In totaal is € 577,4 miljoen in rekening gebracht bij en ontvangen van NAM. Een bedrag van € 398,1 miljoen is (nog) niet bij NAM in rekening gebracht. Het betreft de volgende posten:
Dat de NAM facturen en heffingen heeft betaald, laat onverlet dat NAM bezwaar en beroep kan instellen: de afspraak is dat NAM eerst betaalt en dat eventuele discussies over de kosten daarna gevoerd worden.

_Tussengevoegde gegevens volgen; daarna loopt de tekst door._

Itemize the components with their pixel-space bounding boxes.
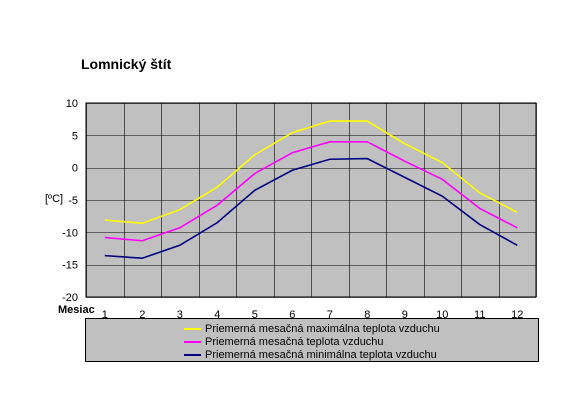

Over de discussies die in dit kader lopen heb ik uw Kamer onlangs per brief geïnformeerd (Kamerstuk 33 529, nr. 866).
Op dit moment staat er een recordaantal van meer dan 30.000 schademeldingen van gedupeerden open, wat is hierop uw reactie? Hoe gaat u zorgen dat deze spoedig worden vergoed en Shell en Exxon ten alle tijden hun rechtvaardig deel betalen?
Voor bewoners is het niet zozeer van belang hoe groot de werkvoorraad van het IMG is maar hoe lang het duurt voordat een schademelding wordt afgehandeld. Sinds de stuwmeerregeling wordt er op meerdere manieren gewerkt aan een beheersbare werkvoorraad van het IMG zodat het IMG schademeldingen voortvarend kan afhandelen. Het IMG verhoogt zijn duurzame capaciteit door meer schade-experts in dienst te nemen en digitale schade-opnames mogelijk te maken. Het IMG is van 400–500 afgehandelde schademeldingen per week eind 2019 naar gemiddeld 900–1.000 afgehandelde schademeldingen per week gegaan sinds november 2020. Dit was ook nodig, want het aantal schademeldingen per week is ook tot dat niveau gestegen. De gestegen productiviteit bij het IMG heeft als resultaat dat 71% van de schademeldingen binnen een half jaar een beslissing krijgt. De verwerkingscapaciteit van het IMG is daarmee verdubbeld in een jaar, zelfs als de nieuwe vormen van schade zoals de schade door waardedaling buiten beschouwing worden gelaten. Dit betekent dat het IMG een beheersbare werkvoorraad heeft. Het IMG blijft zich inspannen om het aantal meldingen dat binnen een half jaar afgehandeld wordt te verhogen, bijvoorbeeld door in te zetten op het oplossen van oude en complexe schademeldingen. Het is IMG overigens onafhankelijk en ik heb geen invloed op de wijze waarop het IMG zijn wettelijke taak uitvoert. Wel heb ik regulier overleg met het IMG, waarin de verwerkingscapaciteit en werkvoorraad ook besproken worden.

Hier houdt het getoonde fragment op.